I was across the table this morning from the managing partner of a CPA firm that has been around since the 1940's. No, she wasn't a founding partner…Let's call her Coleen.
When a client engages us to do an Exit Plan, one of the things we do, is build a team of professional advisors for that engagement. And very often, the advisors the business has worked with to that point in time do not have the band-width to help us get the client to the next level. For example, it's not uncommon for us to find sizable companies where the CPA is only doing income taxes and financial statements, such as they are, are prepared by an internal employee straight from QuickBooks.
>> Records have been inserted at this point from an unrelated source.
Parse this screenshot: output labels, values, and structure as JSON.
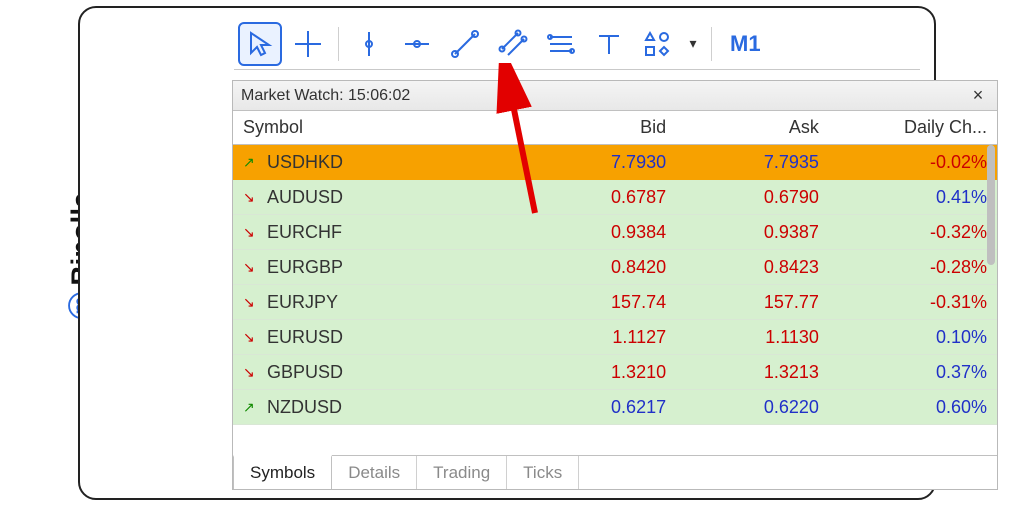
{
  "brand": "Binolla",
  "toolbar": {
    "timeframe": "M1"
  },
  "panel": {
    "title": "Market Watch: 15:06:02",
    "columns": {
      "symbol": "Symbol",
      "bid": "Bid",
      "ask": "Ask",
      "daily": "Daily Ch..."
    },
    "rows": [
      {
        "dir": "up",
        "symbol": "USDHKD",
        "bid": "7.7930",
        "ask": "7.7935",
        "chg": "-0.02%",
        "sel": true,
        "bidc": "blue",
        "askc": "blue",
        "chgc": "red"
      },
      {
        "dir": "down",
        "symbol": "AUDUSD",
        "bid": "0.6787",
        "ask": "0.6790",
        "chg": "0.41%",
        "sel": false,
        "bidc": "red",
        "askc": "red",
        "chgc": "blue"
      },
      {
        "dir": "down",
        "symbol": "EURCHF",
        "bid": "0.9384",
        "ask": "0.9387",
        "chg": "-0.32%",
        "sel": false,
        "bidc": "red",
        "askc": "red",
        "chgc": "red"
      },
      {
        "dir": "down",
        "symbol": "EURGBP",
        "bid": "0.8420",
        "ask": "0.8423",
        "chg": "-0.28%",
        "sel": false,
        "bidc": "red",
        "askc": "red",
        "chgc": "red"
      },
      {
        "dir": "down",
        "symbol": "EURJPY",
        "bid": "157.74",
        "ask": "157.77",
        "chg": "-0.31%",
        "sel": false,
        "bidc": "red",
        "askc": "red",
        "chgc": "red"
      },
      {
        "dir": "down",
        "symbol": "EURUSD",
        "bid": "1.1127",
        "ask": "1.1130",
        "chg": "0.10%",
        "sel": false,
        "bidc": "red",
        "askc": "red",
        "chgc": "blue"
      },
      {
        "dir": "down",
        "symbol": "GBPUSD",
        "bid": "1.3210",
        "ask": "1.3213",
        "chg": "0.37%",
        "sel": false,
        "bidc": "red",
        "askc": "red",
        "chgc": "blue"
      },
      {
        "dir": "up",
        "symbol": "NZDUSD",
        "bid": "0.6217",
        "ask": "0.6220",
        "chg": "0.60%",
        "sel": false,
        "bidc": "blue",
        "askc": "blue",
        "chgc": "blue"
      }
    ],
    "tabs": [
      {
        "label": "Symbols",
        "active": true
      },
      {
        "label": "Details",
        "active": false
      },
      {
        "label": "Trading",
        "active": false
      },
      {
        "label": "Ticks",
        "active": false
      }
    ]
  }
}
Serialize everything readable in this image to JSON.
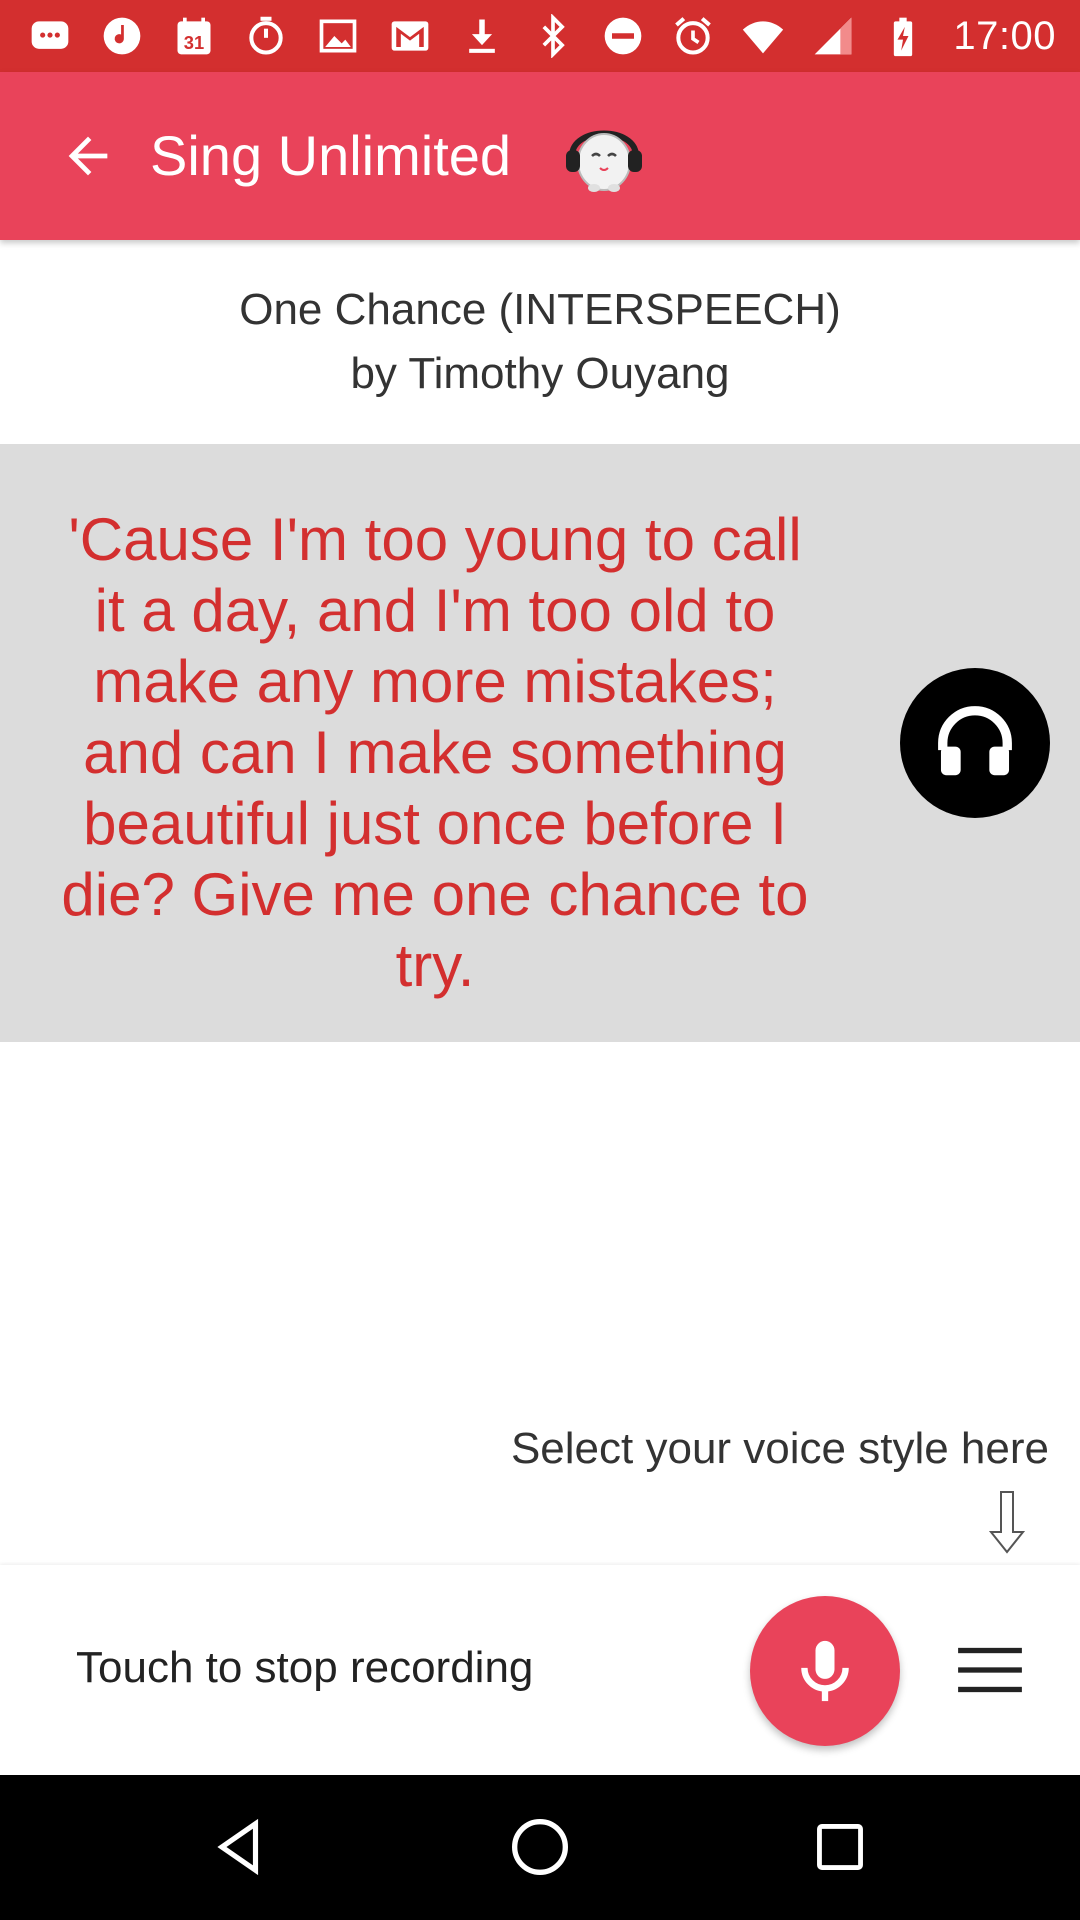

So as we get into the Exit Planning process, it is often important to upgrade CPA firms. We often suggest a larger firm that has experience in M & A transaction as our company will be changing hands at some point in the identifiable future. We often talk about "cleaning up the company's financial statements." This means a variety of things: adding back personal items, adhering to GAAP accounting, etc. And then Coleen referred to what she calls "Reverse Due Diligence." When a buyer comes in, he is going to look at your company through a magnifying glass. By having your CPA firm start asking all the questions a buyer is going to ask, before the buyer walks in the door will make the process go more smoothly and will likely add more value to the sale price. If you are two or three years away from your exit date, it might include having audited financial statements if your company is doing more than $10 million in gross revenue.